This article expands on the detail behind A low Insertion VSWR high Zcm Guanella 1:1 balun for HF with focus on InsertionVSWR.
Insertion VSWR is the VSWR looking into the balun with a matched load (termination) on its output, it is a measure of imperfection of the balun. It ought to be a specification item for low Insertion VSWR baluns, but it rarely given.
What is not mentioned in the above definition is the symmetry or balance of the load.
Above is a Smith chart plot of input Z of the balun with an isolated load of 50+j0Ω. Isolated to mean that there is no direct path from either load terminal to ground, it could be seen as a symmetric load with extremely high common mode impedance.

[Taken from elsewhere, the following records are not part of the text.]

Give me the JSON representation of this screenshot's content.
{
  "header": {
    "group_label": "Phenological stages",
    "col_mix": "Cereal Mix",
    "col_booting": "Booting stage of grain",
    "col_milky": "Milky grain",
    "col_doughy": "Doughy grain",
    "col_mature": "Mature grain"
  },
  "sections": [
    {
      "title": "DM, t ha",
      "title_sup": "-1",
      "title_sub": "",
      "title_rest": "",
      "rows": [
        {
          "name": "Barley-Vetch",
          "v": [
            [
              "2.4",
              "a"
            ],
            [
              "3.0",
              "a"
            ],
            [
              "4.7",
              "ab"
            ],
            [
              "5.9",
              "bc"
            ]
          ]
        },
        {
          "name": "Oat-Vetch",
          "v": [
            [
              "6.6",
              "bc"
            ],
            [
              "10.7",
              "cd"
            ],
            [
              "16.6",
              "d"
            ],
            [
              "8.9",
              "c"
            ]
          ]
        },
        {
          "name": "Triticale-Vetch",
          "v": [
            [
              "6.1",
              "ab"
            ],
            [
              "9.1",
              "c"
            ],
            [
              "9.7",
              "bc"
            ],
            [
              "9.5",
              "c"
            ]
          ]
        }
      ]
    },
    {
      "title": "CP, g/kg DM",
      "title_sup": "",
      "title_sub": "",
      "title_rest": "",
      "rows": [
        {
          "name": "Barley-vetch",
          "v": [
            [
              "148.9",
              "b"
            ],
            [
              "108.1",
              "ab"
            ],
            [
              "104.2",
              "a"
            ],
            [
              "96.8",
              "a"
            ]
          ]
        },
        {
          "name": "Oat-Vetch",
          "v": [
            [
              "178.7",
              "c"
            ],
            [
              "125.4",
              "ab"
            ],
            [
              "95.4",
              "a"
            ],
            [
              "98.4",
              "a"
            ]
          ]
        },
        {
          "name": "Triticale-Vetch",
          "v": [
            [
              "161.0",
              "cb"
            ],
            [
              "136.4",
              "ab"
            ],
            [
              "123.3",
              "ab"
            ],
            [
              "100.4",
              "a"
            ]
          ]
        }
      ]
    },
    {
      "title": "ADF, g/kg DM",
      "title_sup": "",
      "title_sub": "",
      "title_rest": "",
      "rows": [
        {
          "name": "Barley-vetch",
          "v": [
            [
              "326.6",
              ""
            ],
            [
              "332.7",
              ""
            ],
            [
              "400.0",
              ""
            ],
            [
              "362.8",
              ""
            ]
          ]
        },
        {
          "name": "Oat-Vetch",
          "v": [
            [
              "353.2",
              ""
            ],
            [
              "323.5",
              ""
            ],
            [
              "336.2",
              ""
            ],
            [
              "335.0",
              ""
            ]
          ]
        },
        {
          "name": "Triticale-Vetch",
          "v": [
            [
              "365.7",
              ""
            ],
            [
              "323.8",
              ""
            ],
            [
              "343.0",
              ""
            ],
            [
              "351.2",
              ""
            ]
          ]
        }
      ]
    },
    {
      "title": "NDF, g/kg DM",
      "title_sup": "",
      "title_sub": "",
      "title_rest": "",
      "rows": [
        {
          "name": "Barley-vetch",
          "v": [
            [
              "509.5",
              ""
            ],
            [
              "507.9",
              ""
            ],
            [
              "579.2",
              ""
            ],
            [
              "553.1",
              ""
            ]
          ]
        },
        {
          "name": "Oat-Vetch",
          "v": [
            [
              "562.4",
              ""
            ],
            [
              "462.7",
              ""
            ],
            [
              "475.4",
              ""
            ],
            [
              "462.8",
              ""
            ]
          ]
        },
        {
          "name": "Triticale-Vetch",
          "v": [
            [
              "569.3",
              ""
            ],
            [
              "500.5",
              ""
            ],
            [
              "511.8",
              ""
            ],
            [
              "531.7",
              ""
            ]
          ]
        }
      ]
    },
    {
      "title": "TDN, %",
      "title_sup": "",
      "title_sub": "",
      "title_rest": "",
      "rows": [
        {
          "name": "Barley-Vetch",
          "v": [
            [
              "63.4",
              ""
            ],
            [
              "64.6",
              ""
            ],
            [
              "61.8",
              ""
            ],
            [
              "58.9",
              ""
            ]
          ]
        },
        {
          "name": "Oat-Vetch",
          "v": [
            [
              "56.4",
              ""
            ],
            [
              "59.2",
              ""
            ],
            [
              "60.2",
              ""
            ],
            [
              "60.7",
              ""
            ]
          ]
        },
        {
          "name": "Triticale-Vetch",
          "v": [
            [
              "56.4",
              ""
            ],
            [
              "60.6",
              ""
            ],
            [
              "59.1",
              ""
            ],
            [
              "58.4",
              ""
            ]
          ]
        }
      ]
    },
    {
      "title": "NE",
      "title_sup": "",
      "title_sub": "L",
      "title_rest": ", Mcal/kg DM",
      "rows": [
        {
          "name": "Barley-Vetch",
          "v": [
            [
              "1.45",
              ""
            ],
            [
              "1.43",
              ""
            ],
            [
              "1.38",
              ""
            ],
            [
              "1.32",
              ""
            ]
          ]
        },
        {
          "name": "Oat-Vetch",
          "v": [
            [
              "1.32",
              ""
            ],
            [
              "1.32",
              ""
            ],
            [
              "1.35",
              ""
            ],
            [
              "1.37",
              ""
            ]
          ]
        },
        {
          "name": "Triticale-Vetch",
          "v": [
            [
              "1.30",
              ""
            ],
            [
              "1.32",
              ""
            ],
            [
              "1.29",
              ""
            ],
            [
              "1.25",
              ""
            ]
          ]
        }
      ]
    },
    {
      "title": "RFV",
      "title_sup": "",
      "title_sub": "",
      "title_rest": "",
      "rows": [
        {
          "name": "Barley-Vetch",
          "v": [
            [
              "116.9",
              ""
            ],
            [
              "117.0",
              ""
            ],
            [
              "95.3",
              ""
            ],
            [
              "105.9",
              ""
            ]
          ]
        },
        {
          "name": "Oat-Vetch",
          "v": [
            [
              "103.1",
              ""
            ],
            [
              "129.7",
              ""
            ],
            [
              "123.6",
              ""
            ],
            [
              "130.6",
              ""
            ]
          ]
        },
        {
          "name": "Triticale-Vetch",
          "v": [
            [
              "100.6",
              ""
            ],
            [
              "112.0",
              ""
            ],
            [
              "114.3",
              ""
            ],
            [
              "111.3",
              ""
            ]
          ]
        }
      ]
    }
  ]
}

All of the external connections use N type connectors with Zo=50Ω.
Let's remind ourselves of the internal layout.
Note the pigtails at each coax connector, they are a departure from Zo of the coax and connectors. They can be seen as short sections of transmission line with Zo perhaps 200Ω or more. The effect of these is to transform impedance and so cause the input VSWR to depart from ideal.
The departure is seen on the Smith chart above, almost no effect at 1MHz and Insertion VSWR rises to 1.15 at 29.5MHz.
To improve that, one really needs to use coax connectors that terminate the coax shield circumferential and preserve Zo from coax through the connector. That could have been done, but before deciding that it would be better in practice, let's look at the effect of load asymmetry.
Above is a Smith chart plot of input Z of the balun with a load of 50+j0Ω, and a strip of aluminium foil (low inductance) bonding the shield of the input connector to the centre conductor of the output connector. This is one extreme of an asymmetric 50+j0Ω load.
If Zo was preserved through the system, the response would be better, but not perfect because this connection makes the common mode impedance Zcm appear across one side of the load. This is the reason why Insertion VSWR is now worse than unity at the lowest frequencies, and would be even worse below 1MHz where Zcm is even less adequate.
Above is a Smith chart plot of input Z of the balun with a load of 50+j0Ω, and a strip of aluminium foil bonding the shield of the input connector to the shield of the output connector. This is the other extreme of an asymmetric 50+j0Ω load.
As a result of the asymmetric internal implementation, this response is almost identical to the first (the isolated load).
The Insertion VSWR of this balun is quite low, not perfect but sufficiently low for almost any practical antenna system implementation.
It is not instrument quality, for that one might make the balun internally symmetric. Chinese no-name 1-1000MHz Return Loss Bridge shows the internal detail of such a balun which has a second inductor to make the internal structure symmetric.